In arguing for an injunction to halt the law from taking effect, Deputy Solicitor General Edwin Kneedler said the Constitution gives the federal government exclusive authority to enforce immigration law. Arizona’s new law would create a burden for federal enforcement and raise serious concerns with respect to human rights and foreign policy, he said.

He called the state law “an unprecedented package of enforcement measure … in explicit disagreement with the federal government.”

The state’s attorney, John Bouma, argued that the new statute is consistent with federal law and deals with immigration matters affecting Arizona that the federal government neglects. He noted that even President Obama acknowledges the system is broken.

Granting an injunction to block enforcement of the law would harm Arizona, Mr. Bouma said, and is not in the public interest.

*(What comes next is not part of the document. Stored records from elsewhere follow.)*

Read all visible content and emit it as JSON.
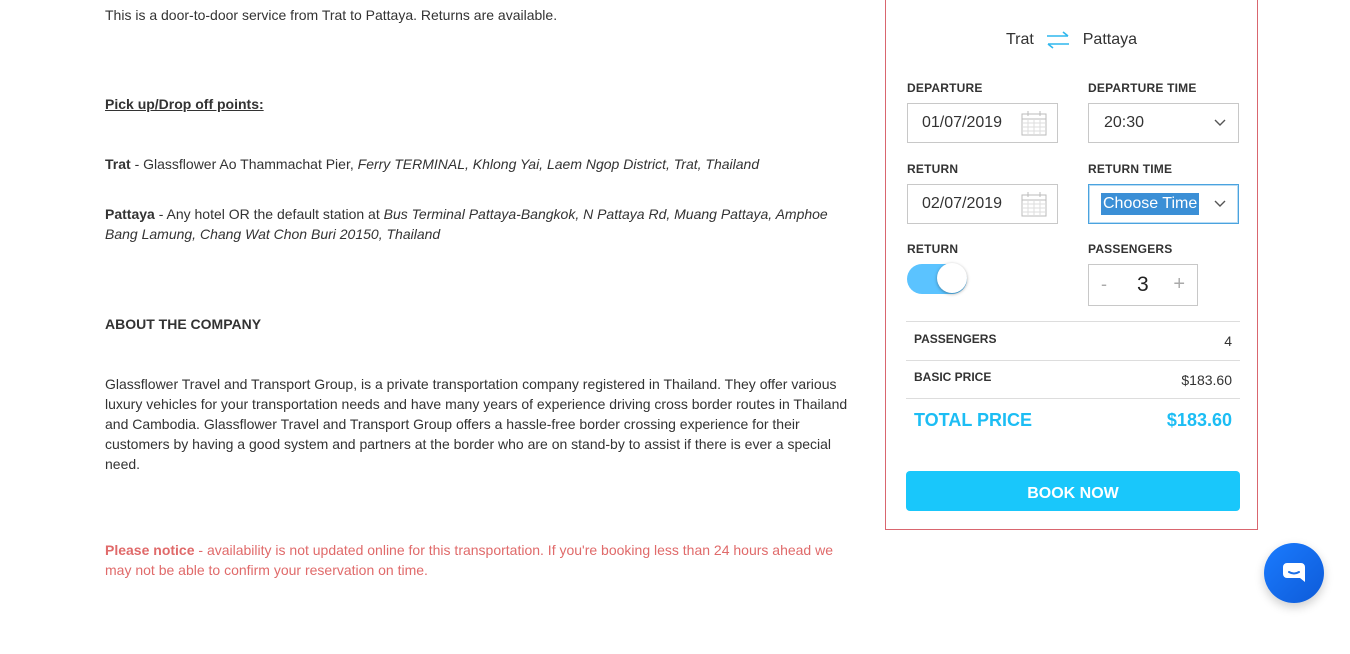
{
  "main": {
    "intro": "This is a door-to-door service from Trat to Pattaya. Returns are available.",
    "pickup_heading": "Pick up/Drop off points:",
    "trat_name": "Trat",
    "trat_plain": " - Glassflower Ao Thammachat Pier, ",
    "trat_italic": "Ferry TERMINAL, Khlong Yai, Laem Ngop District, Trat, Thailand",
    "pattaya_name": "Pattaya",
    "pattaya_plain": " - Any hotel OR the default station at ",
    "pattaya_italic": "Bus Terminal Pattaya-Bangkok, N Pattaya Rd, Muang Pattaya, Amphoe Bang Lamung, Chang Wat Chon Buri 20150, Thailand",
    "about_heading": "ABOUT THE COMPANY",
    "about_text": "Glassflower Travel and Transport Group, is a private transportation company registered in Thailand. They offer various luxury vehicles for your transportation needs and have many years of experience driving cross border routes in Thailand and Cambodia. Glassflower Travel and Transport Group offers a hassle-free border crossing experience for their customers by having a good system and partners at the border who are on stand-by to assist if there is ever a special need.",
    "notice_bold": "Please notice",
    "notice_text": " - availability is not updated online for this transportation. If you're booking less than 24 hours ahead we may not be able to confirm your reservation on time."
  },
  "booking": {
    "from": "Trat",
    "to": "Pattaya",
    "departure_label": "DEPARTURE",
    "departure_date": "01/07/2019",
    "departure_time_label": "DEPARTURE TIME",
    "departure_time": "20:30",
    "return_label": "RETURN",
    "return_date": "02/07/2019",
    "return_time_label": "RETURN TIME",
    "return_time": "Choose Time",
    "return_toggle_label": "RETURN",
    "return_toggle_on": true,
    "passengers_label": "PASSENGERS",
    "minus": "-",
    "passenger_count": "3",
    "plus": "+",
    "summary_passengers_label": "PASSENGERS",
    "summary_passengers": "4",
    "basic_price_label": "BASIC PRICE",
    "basic_price": "$183.60",
    "total_label": "TOTAL PRICE",
    "total_price": "$183.60",
    "book_label": "BOOK NOW"
  },
  "colors": {
    "accent": "#19c7fb",
    "panel_border": "#d9666f",
    "notice": "#e06a6a"
  }
}
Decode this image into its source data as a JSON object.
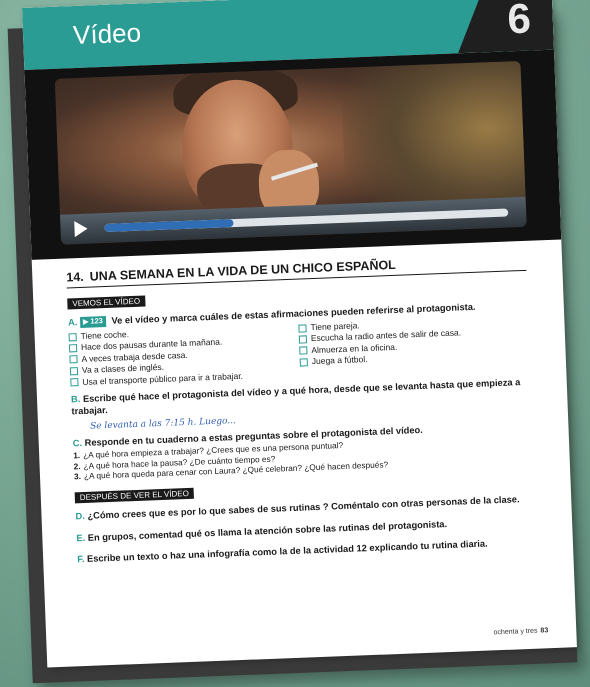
{
  "header": {
    "title": "Vídeo",
    "chapter": "6"
  },
  "video": {
    "progress": 0.32
  },
  "activity": {
    "number": "14.",
    "title": "UNA SEMANA EN LA VIDA DE UN CHICO ESPAÑOL",
    "section1_label": "VEMOS EL VÍDEO",
    "taskA": {
      "letter": "A.",
      "badge": "123",
      "text": "Ve el vídeo y marca cuáles de estas afirmaciones pueden referirse al protagonista."
    },
    "checks_left": [
      "Tiene coche.",
      "Hace dos pausas durante la mañana.",
      "A veces trabaja desde casa.",
      "Va a clases de inglés.",
      "Usa el transporte público para ir a trabajar."
    ],
    "checks_right": [
      "Tiene pareja.",
      "Escucha la radio antes de salir de casa.",
      "Almuerza en la oficina.",
      "Juega a fútbol."
    ],
    "taskB": {
      "letter": "B.",
      "text": "Escribe qué hace el protagonista del vídeo y a qué hora, desde que se levanta hasta que empieza a trabajar."
    },
    "handwriting": "Se levanta a las 7:15 h. Luego...",
    "taskC": {
      "letter": "C.",
      "text": "Responde en tu cuaderno a estas preguntas sobre el protagonista del vídeo."
    },
    "questions": [
      {
        "n": "1.",
        "text": "¿A qué hora empieza a trabajar? ¿Crees que es una persona puntual?"
      },
      {
        "n": "2.",
        "text": "¿A qué hora hace la pausa? ¿De cuánto tiempo es?"
      },
      {
        "n": "3.",
        "text": "¿A qué hora queda para cenar con Laura? ¿Qué celebran? ¿Qué hacen después?"
      }
    ],
    "section2_label": "DESPUÉS DE VER EL VÍDEO",
    "taskD": {
      "letter": "D.",
      "text": "¿Cómo crees que es por lo que sabes de sus rutinas ? Coméntalo con otras personas de la clase."
    },
    "taskE": {
      "letter": "E.",
      "text": "En grupos, comentad qué os llama la atención sobre las rutinas del protagonista."
    },
    "taskF": {
      "letter": "F.",
      "text": "Escribe un texto o haz una infografía como la de la actividad 12 explicando tu rutina diaria."
    }
  },
  "footer": {
    "text": "ochenta y tres",
    "page": "83"
  }
}
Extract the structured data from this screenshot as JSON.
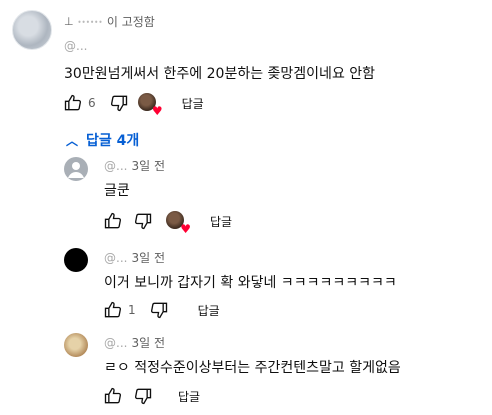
{
  "pinned_comment": {
    "pinned_label": "이 고정함",
    "author": "@...",
    "text": "30만원넘게써서 한주에 20분하는 좆망겜이네요 안함",
    "like_count": "6",
    "reply_label": "답글"
  },
  "replies_toggle": {
    "label": "답글 4개"
  },
  "replies": [
    {
      "author": "@...",
      "time": "3일 전",
      "text": "글쿤",
      "like_count": "",
      "reply_label": "답글",
      "avatar_color": "#a9afb6",
      "has_heart": true
    },
    {
      "author": "@...",
      "time": "3일 전",
      "text": "이거 보니까 갑자기 확 와닿네 ㅋㅋㅋㅋㅋㅋㅋㅋㅋ",
      "like_count": "1",
      "reply_label": "답글",
      "avatar_color": "#000000",
      "has_heart": false
    },
    {
      "author": "@...",
      "time": "3일 전",
      "text": "ㄹㅇ 적정수준이상부터는 주간컨텐츠말고 할게없음",
      "like_count": "",
      "reply_label": "답글",
      "avatar_color": "#c9a878",
      "has_heart": false
    }
  ],
  "colors": {
    "link_blue": "#065fd4",
    "heart_red": "#ff0033",
    "secondary_text": "#606060"
  },
  "icons": {
    "like": "thumb-up-icon",
    "dislike": "thumb-down-icon",
    "pin": "pin-icon",
    "toggle": "chevron-up-icon"
  }
}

Throughout the hearing, Judge Bolton fired a flurry of questions and comments that hinted at her thought process. At one point she asked Mr. Kneedler why Arizona cannot be as inhospitable as it wants toward those who enter the US illegally. And to Bouma she pointed out that the removal process of someone with illegal status is a “complex, highly litigated determination” that a federal immigration judge makes.

Gov. Jan Brewer (R), who in April signed the law creating several state crimes related to immigration, watched the proceedings in the crowded courtroom and later told reporters she felt confident the state would prevail.

The judge adjourned the hearing Thursday afternoon without saying when she will rule. Whenever her decision comes down, it is likely to have major implications – including whether other states will move to adopt similar legislation.

Outside the courtroom, opponents of the statute vowed to stage acts of civil disobedience whether or not the law is implemented July 29. “Do not work! Do not buy! Do not comply!” read fliers distributed to the crowd. Police arrested seven demonstrators who held a giant banner and blocked traffic at a busy intersection.

Jose Luis Hernandez, who stood in front of the courthouse with his family, says he hopes the judge quashes the law because it targets people on the basis of their appearance. “I’m a legal resident, but people like me will get stopped,” says Mr. Hernandez, who came here from Mexico two decades ago.

Backers of the Arizona law also held demonstrations, holding signs that showed support for cracking down on illegal immigration.

Bryan Berkland, who says he is a "tea party" movement member, expressed disdain for the federal government’s suit. “It’s completely unfounded,” he says.

He favors the law to get a handle on illegal immigration and says the statute has nothing to do with race or ethnicity.

“Illegal is illegal – it’s breaking the law,” Mr. Berkland says. “And this is a nation of laws.”